Crisi della cerimonia di giuramento all'Accademia Militare: i sottotenenti presenteranno la loro difesa

I sottotenenti, sottoposti a un'indagine disciplinare dopo la cerimonia di giuramento all'Accademia Militare, presenteranno la loro difesa davanti all'Alto Consiglio Disciplinare. Gli avvocati dei sottotenenti hanno preparato la difesa basandosi su pareri legali e documenti del fascicolo, sostenendo che le azioni dei militari non siano contrarie agli ordini.

12punto

Gli avvocati dei sottotenenti, deferiti alla disciplina con la richiesta di 'espulsione dalle Forze Armate turche', hanno inviato all'Alto Consiglio Disciplinare anche i pareri legali ottenuti da docenti esperti. In uno dei pareri legali preparati, sono stati esaminati i fascicoli forniti dagli avvocati, che includevano il rapporto d'indagine, le deposizioni, le informazioni raccolte, i verbali dell'evento e le testimonianze.


COSA DICE IL PARERE DEGLI ESPERTI?

Secondo le informazioni riportate dall'editorialista di 12punto Müyesser Yıldız, prima che il fascicolo dei sottotenenti, per i quali è stata richiesta l'espulsione dalle TSK, venisse discusso dall'Alto Consiglio Disciplinare (YDK) del Comando delle Forze Terrestri, tre professori della Facoltà di Giurisprudenza dell'Università di Başkent hanno espresso un parere tecnico affermando: “Nessuno degli elementi materiali o morali del reato disciplinare contestato al sottotenente Ebru Eroğlu e ai suoi colleghi si è concretizzato nel caso in esame”. I professori hanno inoltre commentato il Giuramento degli Ufficiali recitato dai sottotenenti dicendo: “Leggendo questo testo, a ogni figlio della Turchia vengono la pelle d'oca”.
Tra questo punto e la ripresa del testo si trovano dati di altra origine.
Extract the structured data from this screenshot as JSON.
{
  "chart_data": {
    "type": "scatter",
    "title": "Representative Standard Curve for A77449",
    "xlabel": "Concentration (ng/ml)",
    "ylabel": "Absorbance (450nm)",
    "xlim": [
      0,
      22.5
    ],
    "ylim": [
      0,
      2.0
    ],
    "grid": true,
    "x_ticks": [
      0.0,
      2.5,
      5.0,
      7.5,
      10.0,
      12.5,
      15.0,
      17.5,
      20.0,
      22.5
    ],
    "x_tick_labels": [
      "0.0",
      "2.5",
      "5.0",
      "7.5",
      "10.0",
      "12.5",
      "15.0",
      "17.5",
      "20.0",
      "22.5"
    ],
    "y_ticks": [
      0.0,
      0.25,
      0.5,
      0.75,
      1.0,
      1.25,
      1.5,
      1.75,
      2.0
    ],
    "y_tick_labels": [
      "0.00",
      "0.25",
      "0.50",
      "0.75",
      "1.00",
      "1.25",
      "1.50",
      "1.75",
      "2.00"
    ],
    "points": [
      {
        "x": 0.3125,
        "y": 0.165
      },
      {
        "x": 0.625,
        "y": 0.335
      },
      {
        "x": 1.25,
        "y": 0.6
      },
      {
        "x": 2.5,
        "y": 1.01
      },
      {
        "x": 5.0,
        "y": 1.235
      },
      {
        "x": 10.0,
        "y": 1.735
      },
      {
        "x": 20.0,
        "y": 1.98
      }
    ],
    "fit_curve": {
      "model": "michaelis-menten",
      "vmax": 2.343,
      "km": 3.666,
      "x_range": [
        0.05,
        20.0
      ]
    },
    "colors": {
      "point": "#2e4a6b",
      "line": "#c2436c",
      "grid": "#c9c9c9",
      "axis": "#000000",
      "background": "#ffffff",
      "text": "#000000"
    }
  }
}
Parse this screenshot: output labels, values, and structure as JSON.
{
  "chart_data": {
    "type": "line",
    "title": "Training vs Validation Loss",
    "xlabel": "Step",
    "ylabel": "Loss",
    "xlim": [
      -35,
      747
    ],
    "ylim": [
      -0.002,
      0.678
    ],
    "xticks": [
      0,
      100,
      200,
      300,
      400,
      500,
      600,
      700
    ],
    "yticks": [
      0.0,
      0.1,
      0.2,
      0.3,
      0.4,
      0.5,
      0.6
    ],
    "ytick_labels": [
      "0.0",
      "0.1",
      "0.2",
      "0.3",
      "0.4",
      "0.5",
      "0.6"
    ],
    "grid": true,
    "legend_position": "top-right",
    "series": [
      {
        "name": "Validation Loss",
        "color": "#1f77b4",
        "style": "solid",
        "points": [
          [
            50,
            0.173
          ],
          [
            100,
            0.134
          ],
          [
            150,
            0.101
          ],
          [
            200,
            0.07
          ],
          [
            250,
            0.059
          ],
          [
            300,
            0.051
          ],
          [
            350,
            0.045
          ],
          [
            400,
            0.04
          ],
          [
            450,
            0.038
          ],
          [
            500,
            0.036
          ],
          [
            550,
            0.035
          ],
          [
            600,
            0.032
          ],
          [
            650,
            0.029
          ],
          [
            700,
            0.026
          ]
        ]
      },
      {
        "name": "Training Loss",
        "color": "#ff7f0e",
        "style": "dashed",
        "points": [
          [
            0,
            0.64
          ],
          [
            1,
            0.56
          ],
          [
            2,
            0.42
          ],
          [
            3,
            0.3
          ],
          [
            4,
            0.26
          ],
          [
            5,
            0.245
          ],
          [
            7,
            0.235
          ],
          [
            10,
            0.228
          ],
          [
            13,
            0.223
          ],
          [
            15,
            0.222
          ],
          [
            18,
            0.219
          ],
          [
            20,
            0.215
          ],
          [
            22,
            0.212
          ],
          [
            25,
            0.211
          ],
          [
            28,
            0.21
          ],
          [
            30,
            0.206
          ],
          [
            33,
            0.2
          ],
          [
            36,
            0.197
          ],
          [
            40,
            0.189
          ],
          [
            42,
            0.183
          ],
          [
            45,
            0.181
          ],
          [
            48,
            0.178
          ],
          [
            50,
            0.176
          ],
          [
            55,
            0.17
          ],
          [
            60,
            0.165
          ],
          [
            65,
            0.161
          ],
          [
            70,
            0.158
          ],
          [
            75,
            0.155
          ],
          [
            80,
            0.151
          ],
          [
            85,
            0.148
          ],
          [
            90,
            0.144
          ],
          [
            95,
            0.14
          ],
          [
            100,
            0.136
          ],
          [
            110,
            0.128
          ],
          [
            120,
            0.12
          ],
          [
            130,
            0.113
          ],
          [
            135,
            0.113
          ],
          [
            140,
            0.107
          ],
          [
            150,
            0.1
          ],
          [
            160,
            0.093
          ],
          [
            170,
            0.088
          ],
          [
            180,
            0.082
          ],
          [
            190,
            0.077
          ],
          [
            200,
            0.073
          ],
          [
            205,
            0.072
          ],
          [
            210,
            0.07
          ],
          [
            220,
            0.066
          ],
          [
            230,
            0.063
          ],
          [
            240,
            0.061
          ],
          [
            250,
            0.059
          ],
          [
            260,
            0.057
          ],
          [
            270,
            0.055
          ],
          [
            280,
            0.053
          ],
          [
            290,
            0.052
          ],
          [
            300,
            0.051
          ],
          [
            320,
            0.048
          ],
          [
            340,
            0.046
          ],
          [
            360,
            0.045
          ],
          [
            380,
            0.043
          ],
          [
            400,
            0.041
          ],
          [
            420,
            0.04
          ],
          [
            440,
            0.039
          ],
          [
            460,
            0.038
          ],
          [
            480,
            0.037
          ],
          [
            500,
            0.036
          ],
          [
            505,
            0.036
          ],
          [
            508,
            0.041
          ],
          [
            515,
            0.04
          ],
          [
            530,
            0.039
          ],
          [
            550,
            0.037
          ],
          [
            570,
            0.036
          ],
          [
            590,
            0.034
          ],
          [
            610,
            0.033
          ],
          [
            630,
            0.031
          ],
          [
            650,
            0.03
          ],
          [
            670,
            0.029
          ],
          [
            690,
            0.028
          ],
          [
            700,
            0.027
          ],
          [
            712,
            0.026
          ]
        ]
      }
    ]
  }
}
Il parere degli esperti, fornito da tre docenti del Dipartimento di Diritto Amministrativo della Facoltà di Giurisprudenza dell'Università di Başkent su richiesta degli avvocati dei sottotenenti, è stato preparato sulla base di una copia del fascicolo d'indagine, alla luce della Costituzione, della Convenzione europea dei diritti dell'uomo, della Legge sul servizio interno delle TSK, della Legge disciplinare delle TSK e della restante normativa.

Nel parere degli esperti, la cronologia del “fatto oggetto della controversia” è stata riassunta come segue:

“È emerso che la cerimonia di laurea del 30 agosto si è svolta alla presenza del protocollo di Stato in conformità con le direttive e gli ordini; che, al termine della cerimonia, i sottotenenti sono stati fatti attendere dietro dei paraventi fuori dall'area cerimoniale; che, dopo l'annuncio del presentatore 'La cerimonia è conclusa' e la partenza del protocollo dall'area, i sottotenenti sono entrati nel campo per la tradizionale cerimonia dell'incrocio delle spade e per scattare foto con le loro famiglie; che in quel momento i sottotenenti hanno iniziato a radunarsi sul campo; che il sottotenente Ebru Eroğlu si è avvicinata al microfono per fare l'annuncio; che dalle foto e dai video presenti nei fascicoli esaminati si nota la presenza di alcuni ufficiali sul campo durante l'evento; e che, in seguito al riflesso dell'accaduto sulla stampa e nell'opinione pubblica, sono state avviate un'indagine amministrativa e un'inchiesta disciplinare, portando al deferimento dei sottotenenti all'Alto Consiglio Disciplinare con la richiesta di espulsione dalle TSK.”

PRESENTERANNO LA LORO DIFESA

A seguito dell'indagine sulla cerimonia di giuramento non ufficiale con le spade tenutasi il 30 agosto presso l'Accademia Militare, il fascicolo riguardante i cinque sottotenenti che hanno agito in modo organizzato e gli altri tre membri del personale che hanno avuto responsabilità, colpa o negligenza, sarà discusso oggi dall'Alto Consiglio Disciplinare (YDK) del Comando delle Forze Terrestri. I sottotenenti deferiti allo YDK e l'altro personale presenteranno al consiglio anche la loro difesa orale.